Came across this in a calc textbook from the 1800s and I can't figure out a way to solve it. Trying to write it in product form by taking the integral didn't work. I also tried adding consecutive values to see if it telescopes but I couldn't figure that out.

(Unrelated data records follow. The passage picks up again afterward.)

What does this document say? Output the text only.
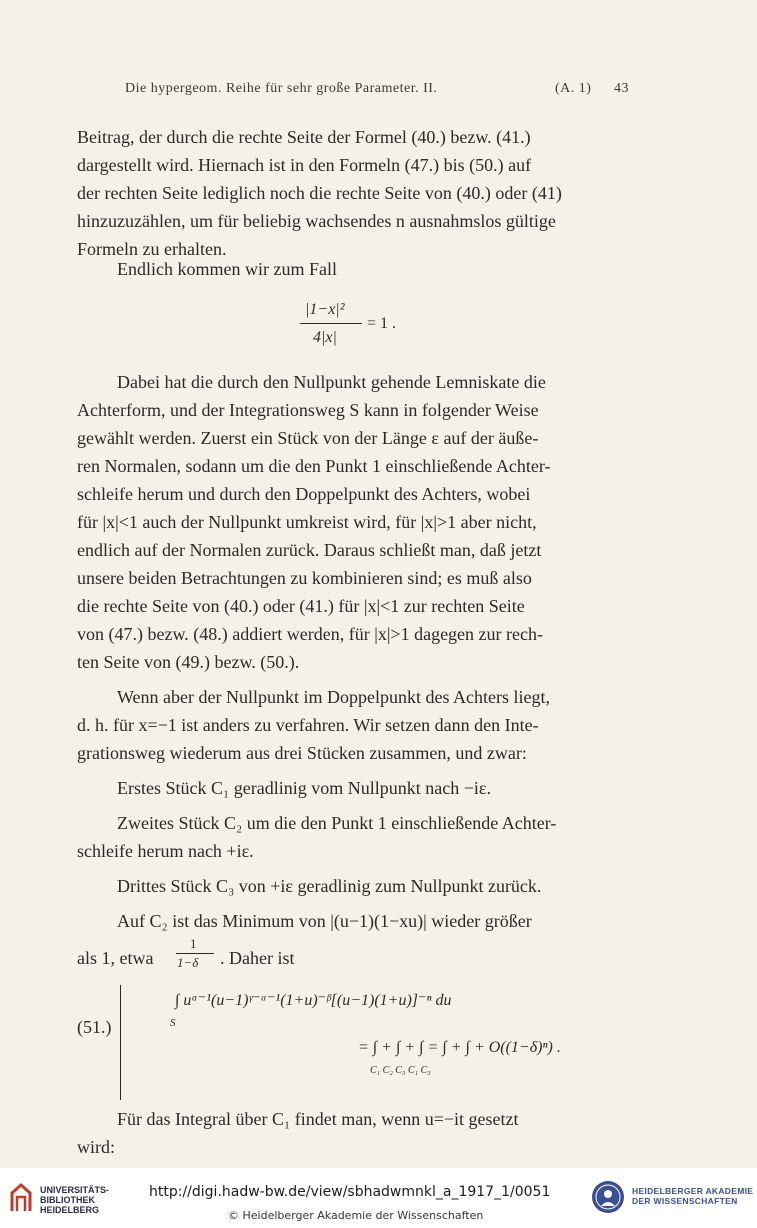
Die hypergeom. Reihe für sehr große Parameter. II.	(A. 1) 43
Beitrag, der durch die rechte Seite der Formel (40.) bezw. (41.)
dargestellt wird. Hiernach ist in den Formeln (47.) bis (50.) auf
der rechten Seite lediglich noch die rechte Seite von (40.) oder (41)
hinzuzuzählen, um für beliebig wachsendes n ausnahmslos gültige
Formeln zu erhalten.
Endlich kommen wir zum Fall
|1−x|²
4|x|
= 1 .
Dabei hat die durch den Nullpunkt gehende Lemniskate die
Achterform, und der Integrationsweg S kann in folgender Weise
gewählt werden. Zuerst ein Stück von der Länge ε auf der äuße-
ren Normalen, sodann um die den Punkt 1 einschließende Achter-
schleife herum und durch den Doppelpunkt des Achters, wobei
für |x|<1 auch der Nullpunkt umkreist wird, für |x|>1 aber nicht,
endlich auf der Normalen zurück. Daraus schließt man, daß jetzt
unsere beiden Betrachtungen zu kombinieren sind; es muß also
die rechte Seite von (40.) oder (41.) für |x|<1 zur rechten Seite
von (47.) bezw. (48.) addiert werden, für |x|>1 dagegen zur rech-
ten Seite von (49.) bezw. (50.).
Wenn aber der Nullpunkt im Doppelpunkt des Achters liegt,
d. h. für x=−1 ist anders zu verfahren. Wir setzen dann den Inte-
grationsweg wiederum aus drei Stücken zusammen, und zwar:
Erstes Stück C₁ geradlinig vom Nullpunkt nach −iε.
Zweites Stück C₂ um die den Punkt 1 einschließende Achter-
schleife herum nach +iε.
Drittes Stück C₃ von +iε geradlinig zum Nullpunkt zurück.
Auf C₂ ist das Minimum von |(u−1)(1−xu)| wieder größer
als 1, etwa
1
1−δ . Daher ist
(51.)
∫ uᵅ⁻¹(u−1)ᵞ⁻ᵅ⁻¹(1+u)⁻ᵝ[(u−1)(1+u)]⁻ⁿ du
S
= ∫ + ∫ + ∫ = ∫ + ∫ + O((1−δ)ⁿ) .
C₁ C₂ C₃ C₁ C₃
Für das Integral über C₁ findet man, wenn u=−it gesetzt
wird:
UNIVERSITÄTS-
BIBLIOTHEK
HEIDELBERG
http://digi.hadw-bw.de/view/sbhadwmnkl_a_1917_1/0051
© Heidelberger Akademie der Wissenschaften
HEIDELBERGER AKADEMIE
DER WISSENSCHAFTEN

Couldn't find any summation remotely similar on the web either.
Thanks for any help!
Note that $\cfrac{2}{1-x^{1/2^k}}-\cfrac{1}{1-x^{1/2^{k+1}}}=\cfrac{2-(1+x^{1/2^{k+1}})}{1-x^{1/2^k}}=\cfrac{1-x^{1/2^{k+1}}}{1-x^{1/2^k}}=\cfrac{1}{1+x^{1/2^{k+1}}}$. This means that your series telescopes i.e we have $$\sum_{k=0}^{\infty} \frac{1}{2^{k+1}(1+x^{1/2^{k+1}})}=\sum_{k=0}^{\infty} \left( \cfrac{1}{2^{k}(1-x^{1/2^k})}-\cfrac{1}{2^{k+1}(1-x^{1/2^{k+1}})} \right)=\cfrac{1}{1-x}-\cfrac{1}{\ln(x)}$$ Note this makes sense for $x\neq 1$. We also add in the extra term $n=0$ to obtain that $$\sum_{n=0}^{\infty} \cfrac{1}{2^n(1+\sqrt[2^n]{x})}=\cfrac{2}{1-x^2}-\frac{1}{\ln(x)}$$ for $x\neq 1, x>0$.